When the Lyme tests came back positive, Dr. G. called me — first at home, then on my cell, really trying hard to reach me. She sounded amazed, even impressed: “They were all positive!” she said repeatedly. My muscle aches lasted for months, subsiding slowly: Apparently the longer the wait before Lyme is treated, the longer the symptoms last — another reason, I would think, to give doxycycline early.
But the insomnia persisted — which leads to a final communication tip: Don’t let doctors know your age. Before the Lyme disease, I’d never had trouble sleeping: On lazy vacations, I could easily put in a 10-hour night, and actually envied insomniacs who stayed up reading into the early morning. When I told my new doctor about the insomnia, he said, “Well, women over 50…”

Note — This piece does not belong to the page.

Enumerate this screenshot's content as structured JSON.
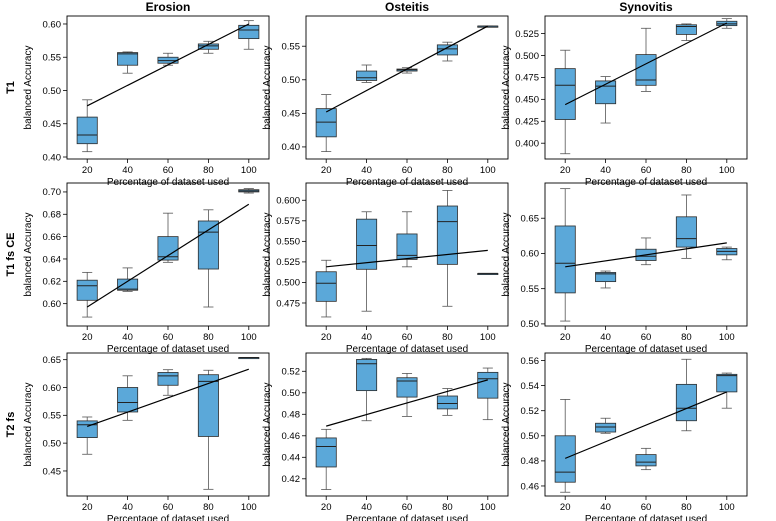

The women in my yoga class agree about this problem. When our Iyengar-class star — a woman who stands on her head, on her hands, and probably on any part of her body — suddenly had neck pain, a true aberration for her, the doctor said, “Well, women over 50…” In both cases, sudden symptoms in younger women would have had the doctors scrambling for explanations and/or treatments. For us “women over 50,” doctors should at least find better words, because in the age of information one thing that’s hard to hide, change or fake — especially from one’s doctor — is age.
–Mary Carpenter
Nice information there. Thanks
Your essay on doctors and Lyme really hit home. I followed my dog into a nest of ticks in Prince William County about 1998 and then had classic short-term flu-like symptoms, but no “target”-shaped rash. I suppose I was lucky I DIDN’T have a good doctor relationship. I had no qualms insisting on getting tested when my doctor resisted — and he gave me that same, oh, probably not Lyme backtalk. My test was positive, I was aggressively treated, and spared those awful symptoms you got.
Oddly, my dog turned up negative, but she contracted Lyme years later. Pet owners take note: unexplained lameness, general listlessness, can also be signs of Lyme in your dog or cat.